From: Russ Allbery (rra@stanford.edu)
Date: Wed Jun 30 2004 - 02:23:32 CDT
Frank Ellermann <nobody@xyzzy.claranet.de> writes:
> Russ Allbery wrote:
>> Nope, doesn't help. "Subject: cmsg" isn't interpreted only
>> by the server to which the message is posted, but at every
>> single news server that receives the article down the line
> Oops, that's something I haven't seen "in the real world" so
> far (minus groups.google oddities). Of course it was _meant_
> this way (before RfC 1036), and today's news servers still try
> to protect their older colleagues (or they even add a missing
> "Control: cancel" to an _injected_ "Subject: cmsg cancel"), but
> that's all about injection and not relaying.
> You say that there are still some _existing_ pre-1036 servers ?
> That's incompatible with Bruce's statement, that cmsg is dead.

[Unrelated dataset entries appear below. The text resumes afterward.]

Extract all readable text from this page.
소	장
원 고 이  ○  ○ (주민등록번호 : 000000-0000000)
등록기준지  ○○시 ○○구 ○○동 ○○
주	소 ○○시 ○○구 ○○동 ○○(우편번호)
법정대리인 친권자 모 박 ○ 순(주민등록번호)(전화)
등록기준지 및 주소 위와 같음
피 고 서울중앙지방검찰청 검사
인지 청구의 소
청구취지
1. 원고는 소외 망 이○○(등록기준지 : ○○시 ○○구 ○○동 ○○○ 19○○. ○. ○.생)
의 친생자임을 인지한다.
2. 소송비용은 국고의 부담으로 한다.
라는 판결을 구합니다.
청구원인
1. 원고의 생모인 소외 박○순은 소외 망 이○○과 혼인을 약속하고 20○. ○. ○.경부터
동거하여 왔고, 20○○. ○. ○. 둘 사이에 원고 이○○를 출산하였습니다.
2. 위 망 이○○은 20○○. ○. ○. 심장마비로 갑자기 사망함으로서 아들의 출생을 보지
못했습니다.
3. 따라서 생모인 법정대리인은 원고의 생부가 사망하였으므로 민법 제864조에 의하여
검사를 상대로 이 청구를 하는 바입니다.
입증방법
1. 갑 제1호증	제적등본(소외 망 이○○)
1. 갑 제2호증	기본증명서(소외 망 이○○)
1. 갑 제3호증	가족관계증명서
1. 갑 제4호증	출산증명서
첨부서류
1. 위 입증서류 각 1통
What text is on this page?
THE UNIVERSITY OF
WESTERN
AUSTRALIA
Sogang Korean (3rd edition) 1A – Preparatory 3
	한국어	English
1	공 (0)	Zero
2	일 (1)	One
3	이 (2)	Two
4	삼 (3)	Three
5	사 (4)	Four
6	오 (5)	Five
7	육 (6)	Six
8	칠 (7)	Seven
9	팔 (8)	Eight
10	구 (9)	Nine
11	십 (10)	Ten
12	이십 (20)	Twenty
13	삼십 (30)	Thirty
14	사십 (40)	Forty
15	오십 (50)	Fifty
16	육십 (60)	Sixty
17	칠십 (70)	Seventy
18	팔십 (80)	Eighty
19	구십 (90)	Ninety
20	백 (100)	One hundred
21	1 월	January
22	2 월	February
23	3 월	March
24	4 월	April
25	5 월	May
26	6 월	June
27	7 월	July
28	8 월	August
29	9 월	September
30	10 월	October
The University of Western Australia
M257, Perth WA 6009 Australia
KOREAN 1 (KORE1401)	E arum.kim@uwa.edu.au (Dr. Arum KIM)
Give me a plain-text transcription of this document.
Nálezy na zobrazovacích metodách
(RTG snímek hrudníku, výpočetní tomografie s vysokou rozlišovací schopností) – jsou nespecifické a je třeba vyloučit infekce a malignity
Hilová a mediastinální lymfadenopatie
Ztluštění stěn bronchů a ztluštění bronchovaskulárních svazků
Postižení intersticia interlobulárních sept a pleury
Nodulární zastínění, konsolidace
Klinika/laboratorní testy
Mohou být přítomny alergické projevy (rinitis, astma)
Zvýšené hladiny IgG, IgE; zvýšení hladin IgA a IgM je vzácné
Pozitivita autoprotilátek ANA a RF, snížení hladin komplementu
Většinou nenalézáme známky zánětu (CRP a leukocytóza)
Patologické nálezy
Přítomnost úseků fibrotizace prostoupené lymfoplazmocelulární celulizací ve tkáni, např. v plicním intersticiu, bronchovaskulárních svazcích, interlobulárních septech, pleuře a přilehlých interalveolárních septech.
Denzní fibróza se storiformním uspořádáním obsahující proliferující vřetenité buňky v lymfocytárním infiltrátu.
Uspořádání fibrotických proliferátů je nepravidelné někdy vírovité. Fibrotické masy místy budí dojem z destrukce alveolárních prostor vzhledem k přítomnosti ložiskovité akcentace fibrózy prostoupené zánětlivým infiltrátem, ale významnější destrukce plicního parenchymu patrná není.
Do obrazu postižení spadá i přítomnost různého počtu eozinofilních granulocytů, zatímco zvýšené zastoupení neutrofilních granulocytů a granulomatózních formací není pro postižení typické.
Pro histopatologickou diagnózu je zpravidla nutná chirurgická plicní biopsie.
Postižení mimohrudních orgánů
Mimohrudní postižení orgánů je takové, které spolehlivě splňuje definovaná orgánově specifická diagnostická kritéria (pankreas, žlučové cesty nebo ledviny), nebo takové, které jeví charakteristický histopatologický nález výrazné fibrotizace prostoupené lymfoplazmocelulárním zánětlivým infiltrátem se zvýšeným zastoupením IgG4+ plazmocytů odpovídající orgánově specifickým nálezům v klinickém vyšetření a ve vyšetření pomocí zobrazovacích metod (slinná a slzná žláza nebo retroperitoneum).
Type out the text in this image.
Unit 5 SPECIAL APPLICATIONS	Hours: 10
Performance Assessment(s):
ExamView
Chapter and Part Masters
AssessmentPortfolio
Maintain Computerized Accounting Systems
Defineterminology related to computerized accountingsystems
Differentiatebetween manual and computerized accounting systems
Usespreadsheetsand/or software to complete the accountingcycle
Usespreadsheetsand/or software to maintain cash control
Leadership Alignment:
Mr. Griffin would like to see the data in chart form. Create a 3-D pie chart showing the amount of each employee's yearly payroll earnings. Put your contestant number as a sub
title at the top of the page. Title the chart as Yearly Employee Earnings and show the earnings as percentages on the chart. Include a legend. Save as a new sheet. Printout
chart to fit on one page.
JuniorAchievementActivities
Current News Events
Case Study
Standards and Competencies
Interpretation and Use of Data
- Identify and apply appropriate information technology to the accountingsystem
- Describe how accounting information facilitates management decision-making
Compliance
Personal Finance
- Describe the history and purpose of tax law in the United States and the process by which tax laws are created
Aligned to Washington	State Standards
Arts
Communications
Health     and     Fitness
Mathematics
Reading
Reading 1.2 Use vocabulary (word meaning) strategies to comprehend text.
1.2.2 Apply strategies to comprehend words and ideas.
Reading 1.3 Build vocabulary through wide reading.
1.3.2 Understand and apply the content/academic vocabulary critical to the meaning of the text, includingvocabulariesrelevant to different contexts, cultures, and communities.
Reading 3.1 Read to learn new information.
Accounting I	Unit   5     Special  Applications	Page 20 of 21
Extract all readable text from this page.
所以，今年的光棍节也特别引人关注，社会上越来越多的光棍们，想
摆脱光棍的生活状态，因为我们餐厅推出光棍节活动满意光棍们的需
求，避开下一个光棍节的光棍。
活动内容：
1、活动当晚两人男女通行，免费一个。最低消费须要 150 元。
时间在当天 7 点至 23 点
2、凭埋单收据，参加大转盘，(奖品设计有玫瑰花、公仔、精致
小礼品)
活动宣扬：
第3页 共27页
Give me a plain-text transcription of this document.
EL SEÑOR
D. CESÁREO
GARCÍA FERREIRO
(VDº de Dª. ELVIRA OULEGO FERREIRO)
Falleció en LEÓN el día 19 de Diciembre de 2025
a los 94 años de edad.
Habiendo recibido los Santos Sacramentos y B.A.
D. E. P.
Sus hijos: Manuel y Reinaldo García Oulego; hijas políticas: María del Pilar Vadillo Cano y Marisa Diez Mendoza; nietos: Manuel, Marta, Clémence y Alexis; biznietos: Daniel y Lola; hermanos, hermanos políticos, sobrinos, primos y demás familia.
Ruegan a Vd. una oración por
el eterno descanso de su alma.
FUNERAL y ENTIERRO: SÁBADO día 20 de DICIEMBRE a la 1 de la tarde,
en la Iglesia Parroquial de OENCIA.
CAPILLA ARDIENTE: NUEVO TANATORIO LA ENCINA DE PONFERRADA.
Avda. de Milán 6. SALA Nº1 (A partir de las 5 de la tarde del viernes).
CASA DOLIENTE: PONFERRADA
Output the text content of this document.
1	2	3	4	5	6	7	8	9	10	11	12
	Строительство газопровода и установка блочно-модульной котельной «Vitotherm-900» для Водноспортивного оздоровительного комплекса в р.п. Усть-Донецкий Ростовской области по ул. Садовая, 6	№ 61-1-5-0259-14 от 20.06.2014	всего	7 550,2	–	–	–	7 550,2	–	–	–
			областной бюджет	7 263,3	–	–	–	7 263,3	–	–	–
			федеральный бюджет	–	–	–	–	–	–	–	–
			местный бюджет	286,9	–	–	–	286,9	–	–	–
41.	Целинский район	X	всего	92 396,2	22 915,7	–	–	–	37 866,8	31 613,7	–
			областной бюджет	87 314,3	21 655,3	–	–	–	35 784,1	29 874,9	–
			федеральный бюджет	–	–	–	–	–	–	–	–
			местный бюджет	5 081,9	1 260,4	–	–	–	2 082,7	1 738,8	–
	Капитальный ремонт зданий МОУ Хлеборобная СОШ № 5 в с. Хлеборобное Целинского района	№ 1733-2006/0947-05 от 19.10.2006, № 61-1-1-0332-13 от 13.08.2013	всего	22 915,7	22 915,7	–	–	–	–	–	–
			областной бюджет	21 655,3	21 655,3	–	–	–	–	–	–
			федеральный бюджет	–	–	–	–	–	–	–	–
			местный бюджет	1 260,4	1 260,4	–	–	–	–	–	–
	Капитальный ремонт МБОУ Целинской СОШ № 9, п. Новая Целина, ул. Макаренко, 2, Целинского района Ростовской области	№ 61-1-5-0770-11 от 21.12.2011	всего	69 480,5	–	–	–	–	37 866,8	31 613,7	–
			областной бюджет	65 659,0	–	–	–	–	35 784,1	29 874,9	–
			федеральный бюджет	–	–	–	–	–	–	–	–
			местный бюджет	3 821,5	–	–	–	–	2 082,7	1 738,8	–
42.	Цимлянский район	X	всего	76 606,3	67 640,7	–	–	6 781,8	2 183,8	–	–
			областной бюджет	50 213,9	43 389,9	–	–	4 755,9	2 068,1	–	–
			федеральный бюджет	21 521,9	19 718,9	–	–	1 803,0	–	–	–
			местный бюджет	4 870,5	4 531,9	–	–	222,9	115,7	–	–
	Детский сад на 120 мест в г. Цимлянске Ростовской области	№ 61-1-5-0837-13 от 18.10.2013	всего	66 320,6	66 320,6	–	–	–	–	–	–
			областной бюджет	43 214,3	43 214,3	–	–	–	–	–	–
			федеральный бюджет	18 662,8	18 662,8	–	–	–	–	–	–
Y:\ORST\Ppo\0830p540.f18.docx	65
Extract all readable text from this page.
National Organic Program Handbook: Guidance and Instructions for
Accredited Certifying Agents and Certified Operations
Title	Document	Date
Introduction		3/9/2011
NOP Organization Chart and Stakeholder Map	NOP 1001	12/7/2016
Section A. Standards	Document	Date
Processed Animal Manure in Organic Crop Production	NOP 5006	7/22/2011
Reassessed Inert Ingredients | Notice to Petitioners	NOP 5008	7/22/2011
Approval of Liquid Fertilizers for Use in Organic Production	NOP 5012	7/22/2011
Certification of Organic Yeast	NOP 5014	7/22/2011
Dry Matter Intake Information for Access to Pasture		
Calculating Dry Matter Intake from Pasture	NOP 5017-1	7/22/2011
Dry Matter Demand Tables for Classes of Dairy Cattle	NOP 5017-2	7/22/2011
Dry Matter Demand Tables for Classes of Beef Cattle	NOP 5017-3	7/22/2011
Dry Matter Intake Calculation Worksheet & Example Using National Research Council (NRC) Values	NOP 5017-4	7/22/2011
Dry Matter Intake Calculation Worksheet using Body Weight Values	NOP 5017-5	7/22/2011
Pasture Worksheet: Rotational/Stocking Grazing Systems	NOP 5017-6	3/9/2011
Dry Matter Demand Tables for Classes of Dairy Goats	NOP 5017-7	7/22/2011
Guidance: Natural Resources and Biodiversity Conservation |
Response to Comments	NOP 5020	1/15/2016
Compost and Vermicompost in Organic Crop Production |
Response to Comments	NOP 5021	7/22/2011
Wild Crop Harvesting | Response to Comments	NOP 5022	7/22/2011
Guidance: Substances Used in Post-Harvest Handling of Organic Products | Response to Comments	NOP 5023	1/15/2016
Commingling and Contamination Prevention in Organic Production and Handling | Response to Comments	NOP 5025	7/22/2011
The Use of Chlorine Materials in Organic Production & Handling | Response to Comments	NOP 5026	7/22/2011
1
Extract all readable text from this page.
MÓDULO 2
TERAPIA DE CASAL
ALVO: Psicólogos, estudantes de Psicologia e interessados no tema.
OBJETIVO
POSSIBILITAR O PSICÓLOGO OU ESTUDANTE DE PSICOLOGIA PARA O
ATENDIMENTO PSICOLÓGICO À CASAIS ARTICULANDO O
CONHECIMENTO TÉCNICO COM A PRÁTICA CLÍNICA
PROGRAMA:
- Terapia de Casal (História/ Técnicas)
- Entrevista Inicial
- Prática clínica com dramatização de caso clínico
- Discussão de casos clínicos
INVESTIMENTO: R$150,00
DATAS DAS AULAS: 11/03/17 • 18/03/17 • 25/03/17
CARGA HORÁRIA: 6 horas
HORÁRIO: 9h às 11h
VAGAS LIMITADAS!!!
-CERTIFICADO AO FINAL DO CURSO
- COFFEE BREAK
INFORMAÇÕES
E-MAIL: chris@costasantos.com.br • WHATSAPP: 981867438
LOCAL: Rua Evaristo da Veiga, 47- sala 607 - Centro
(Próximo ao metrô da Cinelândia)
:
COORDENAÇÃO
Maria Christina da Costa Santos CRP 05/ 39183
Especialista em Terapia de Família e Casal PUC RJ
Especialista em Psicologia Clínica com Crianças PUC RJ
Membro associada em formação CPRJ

Accepting and acting on Subject: cmsg is actually required by RFC 1036 for
backward compatibility, so this isn't pre-1036 behavior. Not doing this
is breaking compatibility with RFC 1036, so while we decided to do that in
INN a while back, I would expect that most news software still follows RFC
1036 in this regard and will continue to do so at least until some time
after we release a standard that changes this.
RFC 1036 says:
Also for upward compatibility, if the first 4 characters of the
"Subject:" line are "cmsg", the rest of the "Subject:" line should
be interpreted as a control message.
>> the mail to news gateway has to proactively deal with this
>> issue or risk odd things happening in various parts of the
>> net.
> Today, that's still _necessary_ today ? Not only a convention
> trying to protect something which was already obsolete 1987 ?
Right.
Many gateways don't bother because the issue is rare, but if they aren't
careful, there is a potential security hole here (one could use the mail
to news gateway to inject cancel messages that took effect at sites that
supported Subject: cmsg, for example).